I'm not going to go into how thinks break down from there, although they most definitely do. The cast make their descent into madness and violence fascinating to watch--they split into groups, split up, getting further and further lost. One reverts to childhood, resuming what seems to be a schoolyard bully-magnet victim posture. The spectre of suicide seems to prompt two characters to use poisonous berries as hallucinogens, prompting a rambling, babbling woodland trip. Betrayals abound. The music increases and deforms until it's hitting them like sonic canon-fire, forcing them to stuff their ears with cotton. And then, at last, there's that massive deadfall they reach with the sister's mutilated corpse strung up in front of it like a scarecrow, beyond which the road seems to stretch on forever--
It's a mystery, localized in intent but cosmic in scope, a place where the established rules of time, space and physics seem suspended. And the problem with all mysteries, particularly walkabout-inspired ones, is that while they hint and tease at some grand climactic revelation of massive spiritual import, what you eventually find at the road's end can never live up to whateer you've already conjured in the back of your mind. Which is why I agree with many critics I've read that the film might work better if it ended sooner, and less neatly; while I realize that resonance is hard to discard, especially when you've named your whole movie after an L. Frank Baum reference, sometimes it's better to just simply let all that go. To stay with the quiet voice suddenly speaking from the depths of the cave right behind you, telling you what's about to happen next, with all the dreadful finality of the oracle at Delphi...

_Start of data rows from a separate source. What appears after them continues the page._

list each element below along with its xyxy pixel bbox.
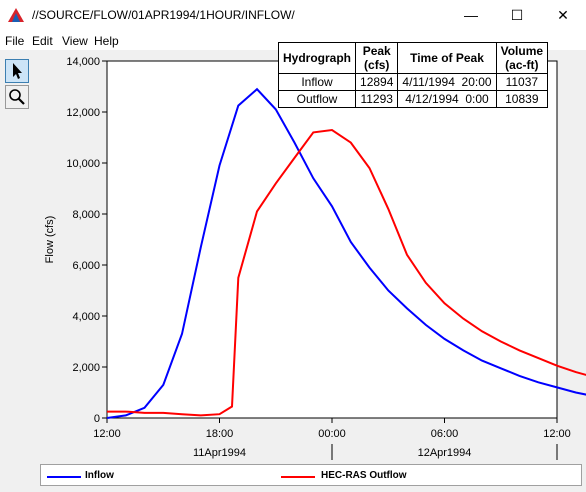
menu-file[interactable]: File (5, 34, 25, 48)
table-cell: 12894 (355, 73, 399, 91)
y-tick-label: 12,000 (66, 107, 100, 119)
header-hydrograph: Hydrograph (277, 42, 357, 74)
maximize-button[interactable]: ☐ (494, 0, 540, 30)
y-tick-label: 4,000 (72, 311, 100, 323)
menu-edit[interactable]: Edit (32, 34, 53, 48)
header-volume: Volume (ac-ft) (495, 42, 549, 74)
title-bar: //SOURCE/FLOW/01APR1994/1HOUR/INFLOW/ — … (0, 0, 586, 30)
arrow-cursor-icon (13, 63, 22, 79)
series-line-inflow (106, 87, 586, 419)
y-axis-label: Flow (cfs) (44, 216, 56, 264)
table-cell: 11293 (355, 90, 399, 108)
flow-chart[interactable]: 0 2,000 4,000 6,000 8,000 10,000 12,000 14,000 F… (0, 50, 586, 460)
table-cell: 10839 (495, 90, 549, 108)
app-icon (8, 8, 24, 22)
table-cell: 11037 (495, 73, 549, 91)
table-header-row: Hydrograph Peak (cfs) Time of Peak Volum… (277, 42, 549, 74)
menu-help[interactable]: Help (94, 34, 119, 48)
header-time-of-peak: Time of Peak (397, 42, 497, 74)
table-cell: Outflow (277, 90, 357, 108)
y-tick-label: 6,000 (72, 260, 100, 272)
plot-area (106, 60, 558, 419)
x-tick-label: 12:00 (93, 428, 121, 440)
x-tick-label: 06:00 (431, 428, 459, 440)
summary-table: Hydrograph Peak (cfs) Time of Peak Volum… (277, 42, 549, 108)
legend: Inflow HEC-RAS Outflow (40, 464, 582, 486)
y-tick-label: 8,000 (72, 209, 100, 221)
header-peak: Peak (cfs) (355, 42, 399, 74)
series-line-outflow (107, 128, 586, 417)
legend-label-outflow: HEC-RAS Outflow (321, 470, 407, 481)
date-label: 11Apr1994 (193, 447, 246, 459)
minimize-icon: — (464, 7, 478, 23)
y-tick-label: 14,000 (66, 56, 100, 68)
y-tick-label: 2,000 (72, 362, 100, 374)
minimize-button[interactable]: — (448, 0, 494, 30)
table-cell: 4/11/1994 20:00 (397, 73, 497, 91)
table-cell: Inflow (277, 73, 357, 91)
date-label: 12Apr1994 (418, 447, 472, 459)
legend-swatch-outflow (281, 476, 315, 478)
select-tool-button[interactable] (5, 59, 29, 83)
legend-label-inflow: Inflow (85, 470, 114, 481)
window-title: //SOURCE/FLOW/01APR1994/1HOUR/INFLOW/ (32, 8, 295, 22)
x-tick-label: 00:00 (318, 428, 346, 440)
table-row: Outflow 11293 4/12/1994 0:00 10839 (277, 90, 549, 108)
close-icon: ✕ (557, 6, 569, 23)
table-row: Inflow 12894 4/11/1994 20:00 11037 (277, 73, 549, 91)
y-tick-label: 10,000 (66, 158, 100, 170)
magnifier-icon (9, 89, 25, 105)
maximize-icon: ☐ (510, 6, 524, 23)
legend-swatch-inflow (47, 476, 81, 478)
x-tick-label: 18:00 (206, 428, 234, 440)
x-tick-label: 12:00 (543, 428, 571, 440)
menu-view[interactable]: View (62, 34, 88, 48)
table-cell: 4/12/1994 0:00 (397, 90, 497, 108)
y-tick-label: 0 (94, 413, 100, 425)
zoom-tool-button[interactable] (5, 85, 29, 109)
close-button[interactable]: ✕ (540, 0, 586, 30)
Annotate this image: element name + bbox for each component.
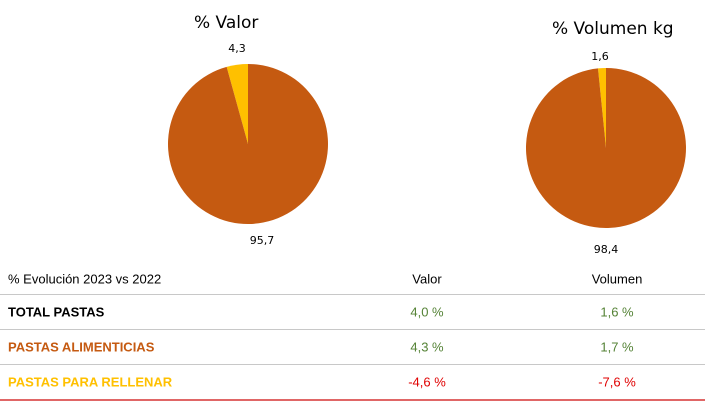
pie-slice-95-7: [168, 64, 328, 224]
evolution-table: % Evolución 2023 vs 2022 Valor Volumen T…: [0, 264, 705, 401]
chart-title-volumen: % Volumen kg: [552, 19, 674, 39]
row-valor: -4,6 %: [408, 374, 446, 390]
row-label-pastas-para-rellenar: PASTAS PARA RELLENAR: [8, 374, 173, 390]
table-row: TOTAL PASTAS 4,0 % 1,6 %: [0, 295, 705, 330]
pie-data-label: 95,7: [250, 234, 275, 247]
row-label-pastas-alimenticias: PASTAS ALIMENTICIAS: [8, 339, 155, 355]
pie-data-label: 4,3: [228, 42, 246, 55]
table-header-row: % Evolución 2023 vs 2022 Valor Volumen: [0, 264, 705, 295]
pie-slice-1-6: [597, 68, 606, 148]
header-volumen: Volumen: [591, 271, 643, 287]
pie-slice-98-4: [526, 68, 687, 229]
chart-title-valor: % Valor: [194, 13, 259, 33]
row-volumen: -7,6 %: [598, 374, 636, 390]
pie-data-label: 1,6: [591, 50, 609, 63]
row-valor: 4,3 %: [410, 339, 444, 355]
row-valor: 4,0 %: [410, 304, 444, 320]
table-row: PASTAS PARA RELLENAR -4,6 % -7,6 %: [0, 365, 705, 401]
row-volumen: 1,6 %: [600, 304, 634, 320]
row-label-total-pastas: TOTAL PASTAS: [8, 304, 105, 320]
header-valor: Valor: [412, 271, 442, 287]
pie-slice-4-3: [226, 64, 248, 144]
row-volumen: 1,7 %: [600, 339, 634, 355]
pie-data-label: 98,4: [594, 243, 619, 256]
header-label: % Evolución 2023 vs 2022: [8, 271, 162, 287]
table-row: PASTAS ALIMENTICIAS 4,3 % 1,7 %: [0, 330, 705, 365]
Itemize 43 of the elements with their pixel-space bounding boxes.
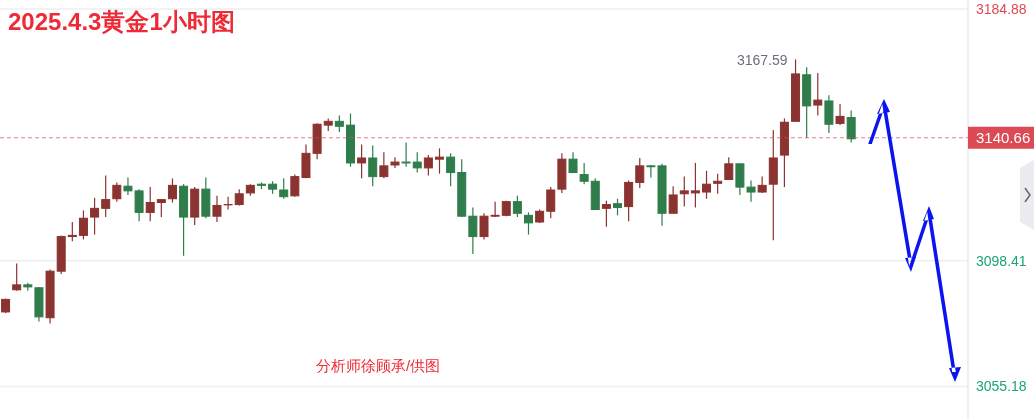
y-tick-label: 3184.88: [976, 1, 1027, 18]
candlestick: [824, 94, 834, 134]
candlestick: [112, 181, 122, 203]
candlestick: [434, 147, 444, 175]
candlestick: [167, 177, 177, 204]
candlestick: [90, 197, 100, 236]
candlestick: [601, 200, 611, 228]
candlestick: [635, 157, 645, 189]
candlestick: [101, 174, 111, 218]
candlestick: [357, 144, 367, 179]
candlestick: [713, 173, 723, 195]
candlestick: [524, 211, 534, 236]
annotation: 3167.59: [736, 52, 788, 69]
candlestick: [512, 195, 522, 218]
candlestick: [568, 151, 578, 174]
candlestick: [223, 196, 233, 211]
y-tick-label: 3098.41: [976, 252, 1027, 269]
candlestick: [12, 263, 22, 292]
y-tick-label: 3055.18: [976, 378, 1027, 395]
candlestick: [212, 195, 222, 223]
candlestick: [702, 170, 712, 200]
candlestick: [401, 141, 411, 168]
candlestick: [412, 151, 422, 174]
candlestick: [835, 103, 845, 126]
candlestick: [579, 162, 589, 185]
candlestick: [813, 72, 823, 117]
candlestick: [368, 144, 378, 187]
chart-title: 2025.4.3黄金1小时图: [8, 8, 235, 35]
candlestick: [446, 152, 456, 187]
ref-line-label: 3140.66: [976, 129, 1031, 147]
candlestick: [145, 186, 155, 222]
candlestick: [724, 156, 734, 181]
candlestick: [668, 185, 678, 214]
candlestick: [690, 162, 700, 209]
candlestick: [423, 154, 433, 177]
candlestick: [67, 221, 77, 242]
annotation: 分析师徐顾承/供图: [315, 357, 441, 374]
candlestick: [546, 186, 556, 219]
candlestick: [679, 176, 689, 208]
candlestick: [846, 109, 856, 144]
candlestick: [78, 209, 88, 241]
candlestick: [468, 206, 478, 255]
candlestick: [279, 177, 289, 200]
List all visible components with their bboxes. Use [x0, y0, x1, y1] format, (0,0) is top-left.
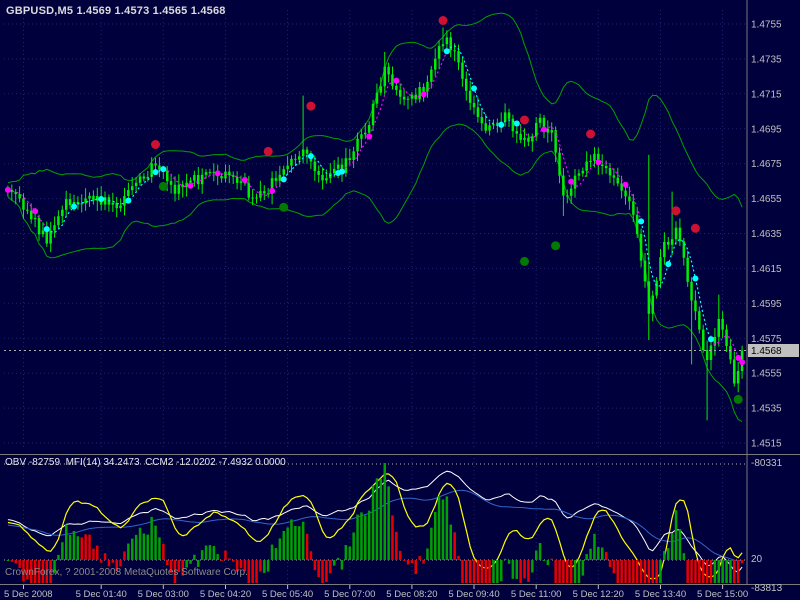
price-axis-label: 1.4575	[751, 334, 782, 345]
time-axis-label: 5 Dec 04:20	[200, 589, 251, 600]
price-axis-label: 1.4595	[751, 299, 782, 310]
sell-signal-dot	[306, 102, 315, 111]
time-axis-label: 5 Dec 08:20	[386, 589, 437, 600]
time-axis-label: 5 Dec 12:20	[573, 589, 624, 600]
time-axis-label: 5 Dec 2008	[4, 589, 53, 600]
price-axis-label: 1.4755	[751, 20, 782, 31]
buy-signal-dot	[279, 203, 288, 212]
time-axis-label: 5 Dec 09:40	[448, 589, 499, 600]
price-axis-label: 1.4695	[751, 124, 782, 135]
buy-signal-dot	[520, 257, 529, 266]
sell-signal-dot	[691, 224, 700, 233]
indicator-axis-label: 20	[751, 554, 763, 565]
buy-signal-dot	[159, 182, 168, 191]
time-axis-label: 5 Dec 03:00	[138, 589, 189, 600]
time-axis-label: 5 Dec 07:00	[324, 589, 375, 600]
price-chart-canvas[interactable]: 1.4568 1.4755 1.4735 1.4715 1.4695 1.4675 1.46…	[0, 0, 800, 600]
sell-signal-dot	[672, 206, 681, 215]
price-axis-label: 1.4655	[751, 194, 782, 205]
buy-signal-dot	[734, 395, 743, 404]
time-axis-label: 5 Dec 01:40	[76, 589, 127, 600]
price-axis-label: 1.4715	[751, 89, 782, 100]
svg-text:1.4568: 1.4568	[751, 346, 782, 357]
price-axis-label: 1.4735	[751, 54, 782, 65]
price-axis-label: 1.4535	[751, 404, 782, 415]
time-axis-label: 5 Dec 05:40	[262, 589, 313, 600]
sell-signal-dot	[586, 130, 595, 139]
time-axis-label: 5 Dec 13:40	[635, 589, 686, 600]
price-axis-label: 1.4515	[751, 439, 782, 450]
price-axis-label: 1.4615	[751, 264, 782, 275]
sell-signal-dot	[264, 147, 273, 156]
price-axis-label: 1.4555	[751, 369, 782, 380]
time-axis-label: 5 Dec 15:00	[697, 589, 748, 600]
sell-signal-dot	[520, 116, 529, 125]
indicator-axis-label: -83813	[751, 583, 783, 594]
buy-signal-dot	[551, 241, 560, 250]
price-axis-label: 1.4675	[751, 159, 782, 170]
sell-signal-dot	[151, 140, 160, 149]
current-price-tag: 1.4568	[748, 344, 799, 357]
time-axis-label: 5 Dec 11:00	[511, 589, 562, 600]
price-axis-label: 1.4635	[751, 229, 782, 240]
sell-signal-dot	[439, 16, 448, 25]
indicator-axis-label: -80331	[751, 458, 783, 469]
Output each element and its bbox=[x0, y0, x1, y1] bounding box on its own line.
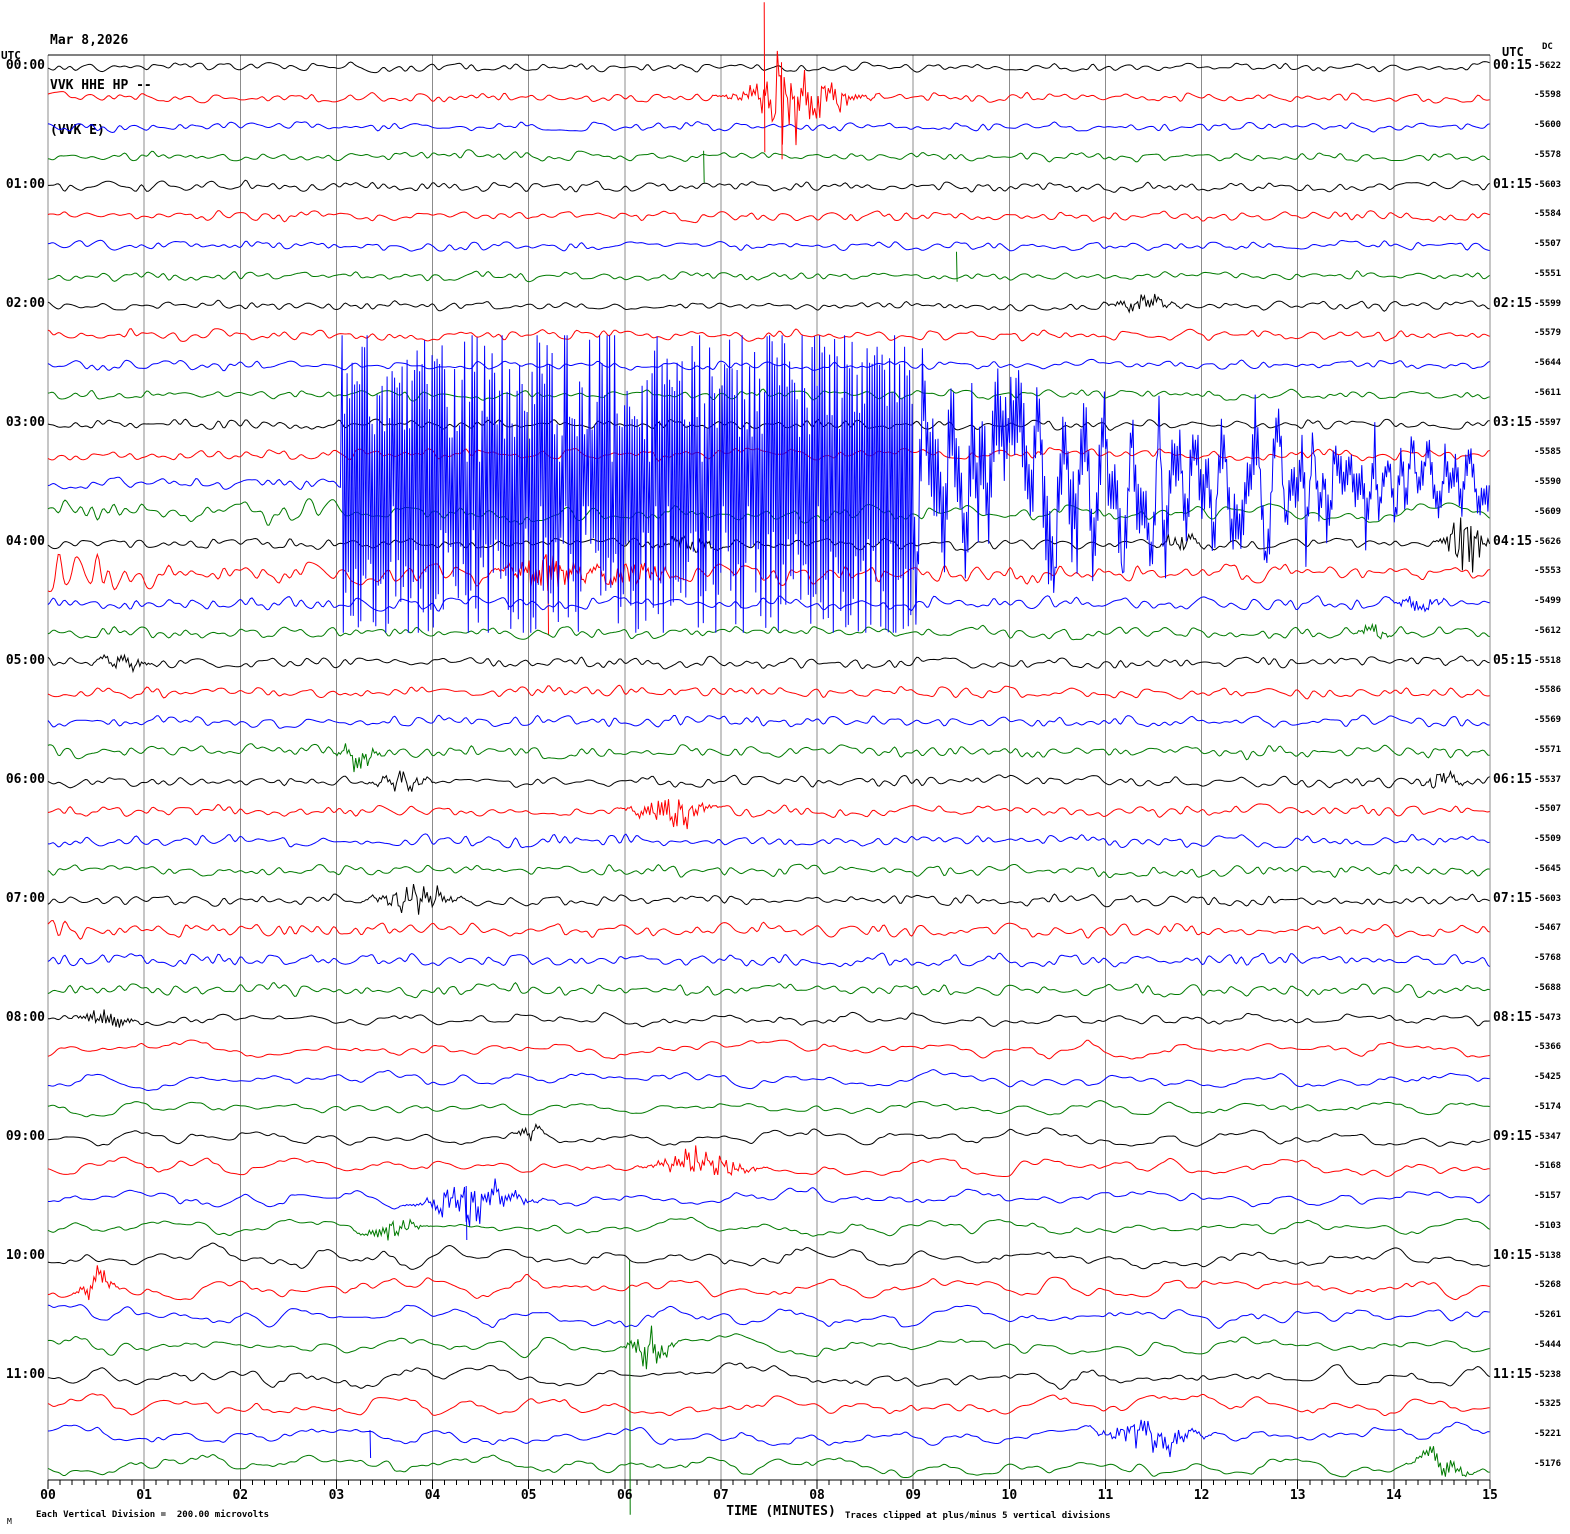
trace-row-01-30 bbox=[47, 239, 1490, 252]
trace-row-09-15 bbox=[47, 1145, 1490, 1177]
trace-row-08-30 bbox=[47, 1069, 1490, 1092]
trace-row-07-00 bbox=[47, 883, 1490, 915]
trace-row-04-45 bbox=[47, 622, 1490, 641]
trace-row-05-30 bbox=[47, 714, 1490, 729]
trace-row-08-15 bbox=[47, 1039, 1490, 1060]
trace-row-01-00 bbox=[48, 179, 1490, 193]
trace-row-07-15 bbox=[47, 919, 1490, 940]
trace-row-05-00 bbox=[47, 653, 1490, 674]
dc-column-header: DC bbox=[1542, 42, 1553, 52]
trace-row-00-45 bbox=[47, 149, 1490, 183]
trace-row-04-30 bbox=[47, 595, 1490, 613]
trace-row-08-00 bbox=[47, 1009, 1490, 1028]
footer-micro-glyph: M bbox=[7, 1517, 12, 1526]
trace-row-01-45 bbox=[47, 251, 1490, 283]
trace-row-10-00 bbox=[47, 1242, 1490, 1270]
trace-row-09-30 bbox=[48, 1178, 1490, 1241]
trace-row-04-00 bbox=[47, 517, 1491, 573]
trace-row-02-15 bbox=[47, 328, 1490, 342]
trace-row-05-15 bbox=[47, 684, 1490, 700]
trace-row-07-45 bbox=[47, 981, 1490, 999]
footer-scale-note: Each Vertical Division = 200.00 microvol… bbox=[36, 1510, 269, 1520]
trace-row-06-15 bbox=[47, 799, 1490, 830]
trace-row-11-15 bbox=[47, 1393, 1490, 1417]
trace-row-05-45 bbox=[47, 743, 1490, 773]
trace-row-01-15 bbox=[47, 210, 1490, 224]
trace-row-06-30 bbox=[48, 833, 1490, 849]
trace-row-08-45 bbox=[47, 1100, 1490, 1118]
trace-row-02-00 bbox=[47, 293, 1490, 314]
header-date: Mar 8,2026 bbox=[50, 33, 129, 48]
footer-clip-note: Traces clipped at plus/minus 5 vertical … bbox=[845, 1511, 1111, 1521]
header: Mar 8,2026 VVK HHE HP -- (VVK E) bbox=[50, 3, 152, 168]
trace-row-02-30 bbox=[47, 358, 1490, 372]
trace-row-04-15 bbox=[47, 552, 1490, 636]
x-axis-title: TIME (MINUTES) bbox=[726, 1504, 836, 1519]
trace-row-00-00 bbox=[47, 61, 1490, 74]
trace-row-10-45 bbox=[47, 1259, 1490, 1515]
trace-row-06-45 bbox=[47, 863, 1490, 879]
trace-row-10-15 bbox=[47, 1265, 1490, 1301]
trace-row-09-00 bbox=[47, 1123, 1490, 1147]
trace-row-11-00 bbox=[47, 1362, 1490, 1390]
trace-row-11-45 bbox=[47, 1446, 1490, 1478]
right-axis-utc-label: UTC bbox=[1502, 45, 1524, 59]
trace-row-09-45 bbox=[47, 1216, 1490, 1241]
trace-row-00-30 bbox=[47, 121, 1490, 134]
left-axis-utc-label: UTC bbox=[1, 49, 21, 62]
trace-row-11-30 bbox=[47, 1419, 1490, 1459]
trace-row-03-30 bbox=[47, 335, 1490, 633]
trace-row-06-00 bbox=[47, 769, 1490, 793]
trace-row-10-30 bbox=[47, 1304, 1490, 1329]
trace-row-00-15 bbox=[47, 2, 1490, 160]
trace-row-07-30 bbox=[47, 952, 1490, 968]
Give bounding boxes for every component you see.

"Does it have to hurt so much?"
"Yes. It really, really does."
Alas, how terrible is wisdom
when it brings no profit to the man that's wise!
This I knew well, but had forgotten it,
else I would not have come here.
Overall, taking its flaws into account, I enjoyed Yellowbrickroad a bunch--not just because I prize ambition, but because its enigmatic nature seems intentional, rather than a biproduct of writing yourself into a budgetary corner. It reminded me strongly in many places of the work of Jeff Vandermeer, which he may or may not find flattering as a comparison; things seem random, but perhaps are part of a far larger design, equally knit from hubris and and human frailty in the face of nature's overpowering essential unknowability. And Laird Barron, too, as livia_llewellyn pointed out in comments yesterday--though if Laird had written it, that cave would've probably been the final shot. The eternally-gaping open maw of Father Worm.
There: Done. Back to "Scarlet Town".